Continuous Integration (CI) is inextricably linked with Continuous Integration Daemons, though. Notable implementations included CruiseControl 13 years ago (from ThoughtWorks), and Hudson/Jenkins 10 years ago (and still a force). Indeed most people think of a Jenkins-like server when you say CI. Just look at the original Wikipedia page for evidence of that. Moreover with an explosion of choices for in that field after Jenkins became the enterprise gorilla, means that multi-branch development can be aggressively guarded by CI daemons. Deliberate multi-branch development is not CI at all (I mean the original intent) yet it is popular.

Back to TBD again.
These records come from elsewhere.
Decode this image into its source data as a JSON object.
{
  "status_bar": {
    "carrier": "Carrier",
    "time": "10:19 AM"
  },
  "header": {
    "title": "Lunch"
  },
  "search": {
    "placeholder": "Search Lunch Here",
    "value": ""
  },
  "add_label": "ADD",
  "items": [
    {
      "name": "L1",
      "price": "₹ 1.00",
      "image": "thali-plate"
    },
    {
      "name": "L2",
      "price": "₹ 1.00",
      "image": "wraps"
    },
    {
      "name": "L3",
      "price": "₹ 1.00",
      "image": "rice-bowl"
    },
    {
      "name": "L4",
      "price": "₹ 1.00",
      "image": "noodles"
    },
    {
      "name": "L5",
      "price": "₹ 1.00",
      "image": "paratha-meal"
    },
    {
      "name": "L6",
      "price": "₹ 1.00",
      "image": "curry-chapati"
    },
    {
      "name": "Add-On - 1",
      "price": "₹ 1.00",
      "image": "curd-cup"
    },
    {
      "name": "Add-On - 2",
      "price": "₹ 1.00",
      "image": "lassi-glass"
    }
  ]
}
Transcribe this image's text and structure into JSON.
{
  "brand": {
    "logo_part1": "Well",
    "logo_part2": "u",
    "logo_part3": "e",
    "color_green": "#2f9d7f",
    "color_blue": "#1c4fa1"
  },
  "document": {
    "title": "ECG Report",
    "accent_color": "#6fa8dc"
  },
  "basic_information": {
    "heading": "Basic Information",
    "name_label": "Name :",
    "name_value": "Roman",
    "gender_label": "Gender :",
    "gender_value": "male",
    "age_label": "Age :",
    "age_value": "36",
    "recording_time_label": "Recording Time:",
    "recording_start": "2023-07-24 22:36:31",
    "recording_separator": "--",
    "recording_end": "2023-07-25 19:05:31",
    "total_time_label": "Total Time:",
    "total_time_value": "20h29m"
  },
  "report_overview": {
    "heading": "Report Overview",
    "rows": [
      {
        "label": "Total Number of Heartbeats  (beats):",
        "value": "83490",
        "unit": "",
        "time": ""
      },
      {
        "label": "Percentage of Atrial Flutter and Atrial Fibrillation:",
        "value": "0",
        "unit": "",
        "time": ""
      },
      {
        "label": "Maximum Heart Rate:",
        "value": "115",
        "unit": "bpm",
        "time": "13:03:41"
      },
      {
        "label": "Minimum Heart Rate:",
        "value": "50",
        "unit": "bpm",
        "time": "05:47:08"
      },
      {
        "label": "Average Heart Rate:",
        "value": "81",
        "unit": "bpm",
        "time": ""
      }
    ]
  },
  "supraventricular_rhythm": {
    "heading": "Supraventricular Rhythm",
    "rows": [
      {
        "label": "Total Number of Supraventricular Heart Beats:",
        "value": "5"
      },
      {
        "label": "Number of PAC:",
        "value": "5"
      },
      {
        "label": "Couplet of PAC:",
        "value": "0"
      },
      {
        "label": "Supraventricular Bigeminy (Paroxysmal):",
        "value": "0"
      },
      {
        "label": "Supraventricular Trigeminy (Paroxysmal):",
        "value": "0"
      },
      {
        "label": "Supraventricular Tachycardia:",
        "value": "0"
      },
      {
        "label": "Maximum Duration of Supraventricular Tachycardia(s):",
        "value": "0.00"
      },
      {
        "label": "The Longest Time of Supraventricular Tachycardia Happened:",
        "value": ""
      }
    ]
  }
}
As mentioned before, it possible to do TBD without a CI server/daemon guarding your commits at all.

Mono Repo versus One Big Trunk

Of course you can do a trunk based development model on your 22 smaller Github repositories. Binaries output from one, could be the input for another. So “MonoRepo” is a meme in the last couple of years, driven by details of Googles and Facebook’s large repos. It is unfortunate as what is really valuable is the single, large branch (a trunk) to which all developers directly contribute. The destincion is key, as MonoRepo could have any branch design (in practice nobody does). Some companies like Pixar and Nvidia may have incredibly large trees of files in a single repo, but these a bunch of a dissimilar files that have no merge connotation with other parts of the tree. Thats definitely a MonoRepo usage, but not Trunk-Based Development. OneBigTrunk teams may make a branch (hopefully lightweight) to support a prior release, if they’re not doing a roll-forward strategy for production bugs - branches are not totally avoided.

One last thing

Martin mentioned his Semantic Diffusion bliki article recently. There are a few names of things above that are moving in terms of meaning over time. They’ll move some more. I remember the late 90’s when developers had used only two SCM tools, and both were bad. Say CVS and VSS. They’d hang on to the less bad one, like their life dependend on it, and not be open to a third. Opinions as to what is acceptable move over time, names for the best practices are going to do so too.

Update: Survery turns up CI misunderstanding

(Nov 20th, 2016)

A study ThoughtWorks commissioned, a few months ago turned up the fact that the surveyed group of people mostly differed when asked on what Continuous Integration. At least versus the original definition of the term. I tweeted the same day, back July:

My Tweet indirectly linked to a Snap-CI blog entry by Emily Luke and Suzie Prince: No One Agrees How to Define CI or CD.

In short 90% of people spoken to, were effectively saying:

“Yes we have a piece of software doing continuous integration, but don’t commit/push to a single master/trunk/mainline often”,

Note - As mentioned before, relying on Pull Request branches (if consumed as a priority that were not more than a day in the making) is still faithful to Trunk-Based Development.

There’s more nuggets in the TW article, so it’s worth reading fully, but here’s their footnote on the standard definition of Continuous Integration:

Our standard definition for continuous integration in this study was set as “Everyone merges to mainline/master/trunk at least once a day. Each merge is built and tested on an integration machine.”

So it turns out that Continuous Integration is in fact popularly linked with Continuous Integration daemons and not at anything to do with a single anointed master/trunk/mainline in SCM, in the views of those claiming to do it.